Note: I will be spoiling The Last Voyage of the Demeter, a little. I guess I kind of spoil El Conde, but only if you're unrealistically ignorant of late 20th century history.
Of course, if I warn you that I'm spoiling The Last Voyage of the Demeter, have I not already spoiled The Last Voyage of the Demeter? But then, if it's even meaningful to ask "guess who survives the Demeter?", the project has already failed in the first place. Look, The Last Voyage of the Demeter ends not with extinction, but a fucking sequel hook. This insane unwillingness to fully embrace the fatalistic nihilism that ought to be burned right into this weird sidequel's bones was always going to be its biggest problem; yet, with this treatment, I'm not entirely sure that if it had done so it still could have managed to have clawed its way up to an adequate movie—I just wouldn't have totally despised it.
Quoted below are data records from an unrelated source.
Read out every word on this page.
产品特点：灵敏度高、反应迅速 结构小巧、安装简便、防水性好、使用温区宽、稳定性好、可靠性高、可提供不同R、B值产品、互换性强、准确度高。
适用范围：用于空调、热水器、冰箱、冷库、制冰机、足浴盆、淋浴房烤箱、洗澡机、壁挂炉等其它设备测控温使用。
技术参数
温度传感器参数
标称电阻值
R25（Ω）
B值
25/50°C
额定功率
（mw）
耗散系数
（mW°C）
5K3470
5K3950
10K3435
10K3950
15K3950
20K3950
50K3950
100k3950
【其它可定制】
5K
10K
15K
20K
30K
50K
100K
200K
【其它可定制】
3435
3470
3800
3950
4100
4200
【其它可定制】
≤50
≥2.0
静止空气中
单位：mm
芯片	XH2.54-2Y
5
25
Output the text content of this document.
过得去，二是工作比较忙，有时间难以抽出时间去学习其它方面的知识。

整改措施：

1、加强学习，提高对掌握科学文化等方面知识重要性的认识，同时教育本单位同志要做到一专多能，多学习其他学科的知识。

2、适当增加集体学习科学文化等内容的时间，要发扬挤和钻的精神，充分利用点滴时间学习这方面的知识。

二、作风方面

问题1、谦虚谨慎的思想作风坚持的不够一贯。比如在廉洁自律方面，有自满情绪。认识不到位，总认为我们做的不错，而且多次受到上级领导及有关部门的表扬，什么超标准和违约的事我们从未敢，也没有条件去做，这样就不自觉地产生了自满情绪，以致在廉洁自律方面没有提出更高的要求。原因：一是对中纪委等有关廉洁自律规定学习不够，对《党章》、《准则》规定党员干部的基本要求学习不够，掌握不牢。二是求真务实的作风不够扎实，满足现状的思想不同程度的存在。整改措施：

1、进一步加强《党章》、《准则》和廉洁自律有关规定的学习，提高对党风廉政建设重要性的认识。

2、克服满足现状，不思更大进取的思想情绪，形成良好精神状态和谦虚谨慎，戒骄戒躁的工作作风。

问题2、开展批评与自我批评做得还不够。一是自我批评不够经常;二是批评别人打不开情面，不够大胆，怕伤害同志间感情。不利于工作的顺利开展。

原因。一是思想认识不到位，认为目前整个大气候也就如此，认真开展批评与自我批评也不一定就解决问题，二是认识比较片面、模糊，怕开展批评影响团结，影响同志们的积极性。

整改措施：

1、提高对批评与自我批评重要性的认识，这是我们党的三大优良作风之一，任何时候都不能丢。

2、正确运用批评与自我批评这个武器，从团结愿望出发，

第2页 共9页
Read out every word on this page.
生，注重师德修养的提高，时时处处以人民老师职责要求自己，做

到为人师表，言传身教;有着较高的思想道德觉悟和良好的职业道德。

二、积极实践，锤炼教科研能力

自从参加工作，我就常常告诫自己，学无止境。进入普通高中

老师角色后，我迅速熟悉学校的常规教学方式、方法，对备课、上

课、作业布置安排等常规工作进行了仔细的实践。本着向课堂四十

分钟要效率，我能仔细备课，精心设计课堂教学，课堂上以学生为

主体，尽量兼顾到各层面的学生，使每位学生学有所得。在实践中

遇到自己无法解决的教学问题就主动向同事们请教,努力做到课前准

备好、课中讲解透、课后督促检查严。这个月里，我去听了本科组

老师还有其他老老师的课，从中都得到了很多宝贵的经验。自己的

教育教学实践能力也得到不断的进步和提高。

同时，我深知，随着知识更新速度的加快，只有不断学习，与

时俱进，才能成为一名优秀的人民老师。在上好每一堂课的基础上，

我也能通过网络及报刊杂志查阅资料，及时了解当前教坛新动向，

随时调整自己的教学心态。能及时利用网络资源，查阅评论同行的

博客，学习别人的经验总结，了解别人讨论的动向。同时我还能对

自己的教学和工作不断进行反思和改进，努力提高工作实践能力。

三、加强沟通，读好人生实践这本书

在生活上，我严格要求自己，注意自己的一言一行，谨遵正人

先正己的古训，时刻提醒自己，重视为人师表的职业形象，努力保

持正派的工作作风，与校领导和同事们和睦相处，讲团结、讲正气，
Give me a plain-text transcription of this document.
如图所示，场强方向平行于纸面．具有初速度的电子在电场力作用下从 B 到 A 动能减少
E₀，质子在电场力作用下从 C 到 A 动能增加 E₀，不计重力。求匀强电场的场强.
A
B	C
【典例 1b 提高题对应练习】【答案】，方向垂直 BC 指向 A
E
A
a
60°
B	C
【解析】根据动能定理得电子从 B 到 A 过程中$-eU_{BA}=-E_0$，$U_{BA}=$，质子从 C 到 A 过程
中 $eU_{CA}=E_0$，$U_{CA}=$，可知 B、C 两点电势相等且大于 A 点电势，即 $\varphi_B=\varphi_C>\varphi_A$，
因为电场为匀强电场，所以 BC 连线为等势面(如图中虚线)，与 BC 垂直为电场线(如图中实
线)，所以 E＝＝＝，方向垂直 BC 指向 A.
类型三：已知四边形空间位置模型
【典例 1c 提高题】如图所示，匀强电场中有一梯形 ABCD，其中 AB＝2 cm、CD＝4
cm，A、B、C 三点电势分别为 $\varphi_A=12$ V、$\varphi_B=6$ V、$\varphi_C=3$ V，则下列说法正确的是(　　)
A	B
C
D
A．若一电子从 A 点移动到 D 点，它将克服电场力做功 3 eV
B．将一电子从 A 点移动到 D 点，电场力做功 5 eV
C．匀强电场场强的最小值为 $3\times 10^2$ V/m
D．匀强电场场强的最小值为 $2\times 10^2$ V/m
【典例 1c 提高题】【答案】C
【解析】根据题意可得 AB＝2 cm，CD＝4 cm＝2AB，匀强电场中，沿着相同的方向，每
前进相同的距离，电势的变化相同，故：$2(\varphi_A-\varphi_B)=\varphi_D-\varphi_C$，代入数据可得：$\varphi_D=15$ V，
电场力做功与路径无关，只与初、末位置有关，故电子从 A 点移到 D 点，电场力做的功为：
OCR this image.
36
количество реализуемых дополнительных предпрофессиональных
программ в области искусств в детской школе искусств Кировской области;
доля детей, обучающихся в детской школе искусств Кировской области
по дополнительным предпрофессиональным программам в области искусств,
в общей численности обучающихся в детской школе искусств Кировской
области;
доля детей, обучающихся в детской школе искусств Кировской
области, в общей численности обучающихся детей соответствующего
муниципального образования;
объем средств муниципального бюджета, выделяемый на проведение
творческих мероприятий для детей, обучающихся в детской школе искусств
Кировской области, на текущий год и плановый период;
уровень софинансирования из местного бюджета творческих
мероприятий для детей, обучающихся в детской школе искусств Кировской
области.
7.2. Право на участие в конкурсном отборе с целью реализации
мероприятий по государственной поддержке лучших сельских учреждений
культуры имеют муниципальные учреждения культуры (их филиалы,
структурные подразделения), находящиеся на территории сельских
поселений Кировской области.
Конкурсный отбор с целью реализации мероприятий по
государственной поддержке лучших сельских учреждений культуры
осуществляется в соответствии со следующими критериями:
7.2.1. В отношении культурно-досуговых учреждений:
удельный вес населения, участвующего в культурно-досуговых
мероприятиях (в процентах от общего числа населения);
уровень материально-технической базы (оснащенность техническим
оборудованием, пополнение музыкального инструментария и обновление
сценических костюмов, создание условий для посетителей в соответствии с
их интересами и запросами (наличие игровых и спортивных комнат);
I felt a deep sense of pessimism about its chances sweep over me within the first seconds, which outline the basic scenario in its introductory text—the Demeter wrecked on the English coast (this is, uh, not the most faithful adaptation in any respect), the captain's (Liam Cunningham's) log found—and then wrench you right out of the story it's telling, by announcing right in the midst of its text narration that it's "based on the novel Dracula," which is almost correct, in that Dracula offers itself as a curated archive of documents that are real in its universe, but are only a novel in ours. A few seconds after that, it shows us exactly what it just told us, I suppose so you'd know that superfluousness was going to be a major element of this movie. I don't think anything in the movie ever gets wonkier than this first minute, at least, but the screenplay does frequently flirt with similar malapropism, notably when a character asks if everyone has been "struck dumb," meaning "stupid," even though "dumb" has never meant "stupid" when you put "struck" in front of it (and it would be exceedingly hip and with-it for this Russian to use "dumb" for "stupid" in his mostly-fluent British English in 1897 anyway, so it's not "character embroidery"). There's also a line where a Romanian claims that Dracula's castle is older than any of them, which, from context, is supposed to be impressive for some reason.